A portion of “C.L.R. James on Walter Rodney,” which is printed in the book Here to Stay, Here to Fight: A ‘Race Today’ Anthology, pp. 244-248)

James’s essay Walter Rodney and the Question of Power is a somewhat less personal and more theoretical reflection on Rodney’s role in political struggle. Here, James is reading Rodney’s life through the lens of Lenin. But in the talk James is clearly trying to deliver the painful political lessons he took from Rodney’s assassination: “I am going to deal with what Walter did not know and what he should have known and what you will have to know; if you do not pay the proper attention, you will pay the consequences for it. Then…I will show that this catastrophe took place because of what Walter did not know. Finally, I will tell you what to do henceforth so that you will never find yourselves in the situation in which Walter found himself, so that you prepare yourselves and everybody around you for similar situations in order to be able to handle them.”

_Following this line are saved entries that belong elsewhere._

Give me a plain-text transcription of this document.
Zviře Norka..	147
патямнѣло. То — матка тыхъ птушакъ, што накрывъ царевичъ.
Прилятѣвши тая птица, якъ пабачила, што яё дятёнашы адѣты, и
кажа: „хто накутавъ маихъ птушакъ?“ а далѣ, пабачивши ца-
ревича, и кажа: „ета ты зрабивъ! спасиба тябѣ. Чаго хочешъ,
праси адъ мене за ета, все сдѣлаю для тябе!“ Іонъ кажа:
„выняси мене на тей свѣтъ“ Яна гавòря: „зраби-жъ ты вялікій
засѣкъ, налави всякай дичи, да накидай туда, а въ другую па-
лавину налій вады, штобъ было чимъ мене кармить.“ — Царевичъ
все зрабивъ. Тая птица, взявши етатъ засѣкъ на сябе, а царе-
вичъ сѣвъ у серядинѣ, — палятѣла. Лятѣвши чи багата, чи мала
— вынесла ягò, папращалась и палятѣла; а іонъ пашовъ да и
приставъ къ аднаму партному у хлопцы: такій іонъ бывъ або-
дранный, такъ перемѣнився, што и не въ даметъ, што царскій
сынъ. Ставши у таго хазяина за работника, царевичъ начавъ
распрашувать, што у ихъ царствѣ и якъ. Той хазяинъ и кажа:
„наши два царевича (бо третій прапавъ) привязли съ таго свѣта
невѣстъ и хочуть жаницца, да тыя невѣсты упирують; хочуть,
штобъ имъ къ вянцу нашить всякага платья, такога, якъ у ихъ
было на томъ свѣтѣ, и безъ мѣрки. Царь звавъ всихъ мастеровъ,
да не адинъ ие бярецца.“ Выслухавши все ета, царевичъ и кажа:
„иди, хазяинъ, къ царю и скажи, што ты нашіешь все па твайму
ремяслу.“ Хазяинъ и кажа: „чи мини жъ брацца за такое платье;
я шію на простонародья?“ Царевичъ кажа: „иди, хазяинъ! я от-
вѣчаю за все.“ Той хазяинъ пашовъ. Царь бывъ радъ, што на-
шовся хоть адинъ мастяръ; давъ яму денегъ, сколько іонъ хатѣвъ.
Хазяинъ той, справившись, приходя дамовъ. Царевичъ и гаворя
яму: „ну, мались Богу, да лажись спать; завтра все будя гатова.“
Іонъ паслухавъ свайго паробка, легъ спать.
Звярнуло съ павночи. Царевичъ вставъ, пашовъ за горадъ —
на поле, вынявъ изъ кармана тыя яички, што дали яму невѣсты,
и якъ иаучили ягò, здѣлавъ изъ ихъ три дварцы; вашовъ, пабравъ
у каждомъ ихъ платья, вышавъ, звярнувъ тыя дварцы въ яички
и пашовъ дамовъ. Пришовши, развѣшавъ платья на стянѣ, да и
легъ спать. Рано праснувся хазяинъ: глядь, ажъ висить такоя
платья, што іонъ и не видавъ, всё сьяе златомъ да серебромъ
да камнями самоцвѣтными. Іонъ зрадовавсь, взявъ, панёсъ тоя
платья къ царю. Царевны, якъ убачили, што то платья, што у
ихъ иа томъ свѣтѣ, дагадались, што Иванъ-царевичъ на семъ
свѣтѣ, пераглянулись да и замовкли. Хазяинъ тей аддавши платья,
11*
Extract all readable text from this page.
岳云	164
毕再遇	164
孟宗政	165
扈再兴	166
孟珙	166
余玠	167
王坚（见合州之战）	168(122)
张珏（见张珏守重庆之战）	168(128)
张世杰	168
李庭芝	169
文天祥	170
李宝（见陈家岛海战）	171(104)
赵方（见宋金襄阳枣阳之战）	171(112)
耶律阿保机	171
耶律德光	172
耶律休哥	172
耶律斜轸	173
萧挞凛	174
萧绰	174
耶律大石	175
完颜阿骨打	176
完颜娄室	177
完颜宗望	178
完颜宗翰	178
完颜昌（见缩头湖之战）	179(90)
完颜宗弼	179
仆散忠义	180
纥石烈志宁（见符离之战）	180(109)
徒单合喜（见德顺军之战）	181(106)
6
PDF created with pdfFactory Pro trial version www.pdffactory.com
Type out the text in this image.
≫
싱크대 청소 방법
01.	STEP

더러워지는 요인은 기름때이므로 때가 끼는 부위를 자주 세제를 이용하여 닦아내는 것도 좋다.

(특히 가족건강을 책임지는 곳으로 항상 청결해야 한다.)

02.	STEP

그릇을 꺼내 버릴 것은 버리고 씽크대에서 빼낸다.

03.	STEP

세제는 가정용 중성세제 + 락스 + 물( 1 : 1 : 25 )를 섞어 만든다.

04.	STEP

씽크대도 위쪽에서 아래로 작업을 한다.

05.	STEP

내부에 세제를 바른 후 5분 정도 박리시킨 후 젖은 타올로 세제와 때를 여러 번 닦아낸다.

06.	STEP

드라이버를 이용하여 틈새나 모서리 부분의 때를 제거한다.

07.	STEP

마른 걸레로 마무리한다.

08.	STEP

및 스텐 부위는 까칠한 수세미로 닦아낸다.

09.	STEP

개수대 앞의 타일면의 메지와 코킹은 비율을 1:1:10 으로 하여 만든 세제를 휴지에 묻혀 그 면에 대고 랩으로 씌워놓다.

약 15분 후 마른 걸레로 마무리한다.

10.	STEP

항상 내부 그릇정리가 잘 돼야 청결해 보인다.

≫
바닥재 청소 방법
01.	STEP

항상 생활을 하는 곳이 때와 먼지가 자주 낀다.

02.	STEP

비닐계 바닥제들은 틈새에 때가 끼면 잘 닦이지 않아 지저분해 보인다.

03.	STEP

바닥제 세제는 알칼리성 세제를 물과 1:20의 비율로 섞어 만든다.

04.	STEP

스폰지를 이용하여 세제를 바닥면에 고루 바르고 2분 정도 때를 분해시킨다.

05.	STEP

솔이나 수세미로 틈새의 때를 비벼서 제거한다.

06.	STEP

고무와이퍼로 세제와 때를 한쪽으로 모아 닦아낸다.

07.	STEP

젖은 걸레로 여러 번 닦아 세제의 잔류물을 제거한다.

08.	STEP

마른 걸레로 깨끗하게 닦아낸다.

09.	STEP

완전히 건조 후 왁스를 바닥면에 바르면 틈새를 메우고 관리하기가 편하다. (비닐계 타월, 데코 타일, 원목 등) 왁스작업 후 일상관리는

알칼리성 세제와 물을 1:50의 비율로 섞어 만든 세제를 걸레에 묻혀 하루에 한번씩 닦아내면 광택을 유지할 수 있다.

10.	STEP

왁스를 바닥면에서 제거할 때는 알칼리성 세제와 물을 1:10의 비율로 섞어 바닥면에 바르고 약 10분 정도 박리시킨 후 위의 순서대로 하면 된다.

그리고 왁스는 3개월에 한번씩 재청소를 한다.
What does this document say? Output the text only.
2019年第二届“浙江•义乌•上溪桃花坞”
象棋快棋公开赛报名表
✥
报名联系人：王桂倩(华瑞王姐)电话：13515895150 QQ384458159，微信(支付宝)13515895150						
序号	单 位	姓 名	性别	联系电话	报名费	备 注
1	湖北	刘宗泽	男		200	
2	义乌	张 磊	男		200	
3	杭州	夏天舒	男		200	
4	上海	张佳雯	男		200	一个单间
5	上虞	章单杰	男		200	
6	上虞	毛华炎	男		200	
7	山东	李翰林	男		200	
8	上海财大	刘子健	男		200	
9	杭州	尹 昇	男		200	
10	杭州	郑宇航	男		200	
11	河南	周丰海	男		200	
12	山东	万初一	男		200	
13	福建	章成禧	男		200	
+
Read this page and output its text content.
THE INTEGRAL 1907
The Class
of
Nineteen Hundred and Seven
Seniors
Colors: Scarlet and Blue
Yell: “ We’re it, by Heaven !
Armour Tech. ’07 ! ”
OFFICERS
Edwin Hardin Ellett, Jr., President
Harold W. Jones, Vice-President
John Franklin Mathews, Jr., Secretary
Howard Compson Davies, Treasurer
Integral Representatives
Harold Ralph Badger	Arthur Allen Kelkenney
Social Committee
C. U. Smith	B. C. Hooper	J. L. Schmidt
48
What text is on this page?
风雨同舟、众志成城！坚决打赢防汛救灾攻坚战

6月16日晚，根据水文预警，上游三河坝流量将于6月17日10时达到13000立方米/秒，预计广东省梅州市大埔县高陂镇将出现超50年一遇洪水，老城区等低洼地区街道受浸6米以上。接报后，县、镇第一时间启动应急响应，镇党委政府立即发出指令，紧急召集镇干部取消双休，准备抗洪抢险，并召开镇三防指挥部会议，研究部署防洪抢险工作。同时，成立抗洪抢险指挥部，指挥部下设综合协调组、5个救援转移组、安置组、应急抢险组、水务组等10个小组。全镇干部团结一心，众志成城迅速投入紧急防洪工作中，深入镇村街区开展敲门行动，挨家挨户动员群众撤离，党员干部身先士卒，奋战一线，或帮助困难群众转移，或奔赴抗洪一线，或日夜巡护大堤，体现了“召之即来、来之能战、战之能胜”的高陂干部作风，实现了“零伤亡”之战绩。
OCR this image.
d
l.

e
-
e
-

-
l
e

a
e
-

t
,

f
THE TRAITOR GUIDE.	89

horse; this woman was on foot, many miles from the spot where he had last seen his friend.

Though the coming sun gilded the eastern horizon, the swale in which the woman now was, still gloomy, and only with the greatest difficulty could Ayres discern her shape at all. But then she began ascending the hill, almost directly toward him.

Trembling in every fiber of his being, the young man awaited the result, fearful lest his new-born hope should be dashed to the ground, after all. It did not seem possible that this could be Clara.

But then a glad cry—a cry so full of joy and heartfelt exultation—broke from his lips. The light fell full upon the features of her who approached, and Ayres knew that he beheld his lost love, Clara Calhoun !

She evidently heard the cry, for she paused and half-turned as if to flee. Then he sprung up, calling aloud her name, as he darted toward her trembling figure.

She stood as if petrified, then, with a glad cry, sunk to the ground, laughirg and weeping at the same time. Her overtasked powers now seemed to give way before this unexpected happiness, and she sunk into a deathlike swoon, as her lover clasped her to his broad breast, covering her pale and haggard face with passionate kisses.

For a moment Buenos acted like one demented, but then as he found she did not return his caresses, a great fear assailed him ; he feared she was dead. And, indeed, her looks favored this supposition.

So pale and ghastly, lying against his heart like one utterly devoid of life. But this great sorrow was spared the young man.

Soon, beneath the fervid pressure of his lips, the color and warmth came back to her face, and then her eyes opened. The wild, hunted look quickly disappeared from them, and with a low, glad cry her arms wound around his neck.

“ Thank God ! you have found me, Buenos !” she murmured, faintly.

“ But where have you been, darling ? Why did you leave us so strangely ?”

Reading Rodney through Lenin, specifically his 1905 lecture “Marxism and Insurrection,” James argues that Rodney had failed to “study exactly the taking of power,” and failed to analyze adequately grasp the political moment:

Section from p. 6 of Walter Rodney and the Question of Power

Look specifically at Rodney’s actions with the Working People’s Association, James asserts: “A revolution is made with arms, but a revolution is made by the revolutionary spirit of the great mass of the population. And you have to wait for that […] There is no calculation. It comes, as Marx says, like a thief in the night. So you had better be ready. […] Walter became too nervous, too anxious about it. He did not wait for the revolutionary people and the revolutionary class to be in conflict with the government before he could start question of insurrection.” James goes on:

Section from p. 9 of Walter Rodney and the Question of Power

Ultimately, this essay is an analysis by James of how to assess a revolutionary moment or lack there of. It is also a strong example of how James is able to use his close readings of Lenin and Marx in ways that can contradict more common readings (for example he argues at some length here, using Lenin, that a party is not critical for a revolution).

This pamphlet is surprisingly uncommon in the used book trade. Our copy is marked up from a previous owner and, at best, a reading copy. But it’s also the only copy I’ve seen sold for some years. OCLC locates 45 institutionally held copies.

(Note: Thanks to Conor C. for reading this pamphlet and discussing it with me in the process of putting this little post together).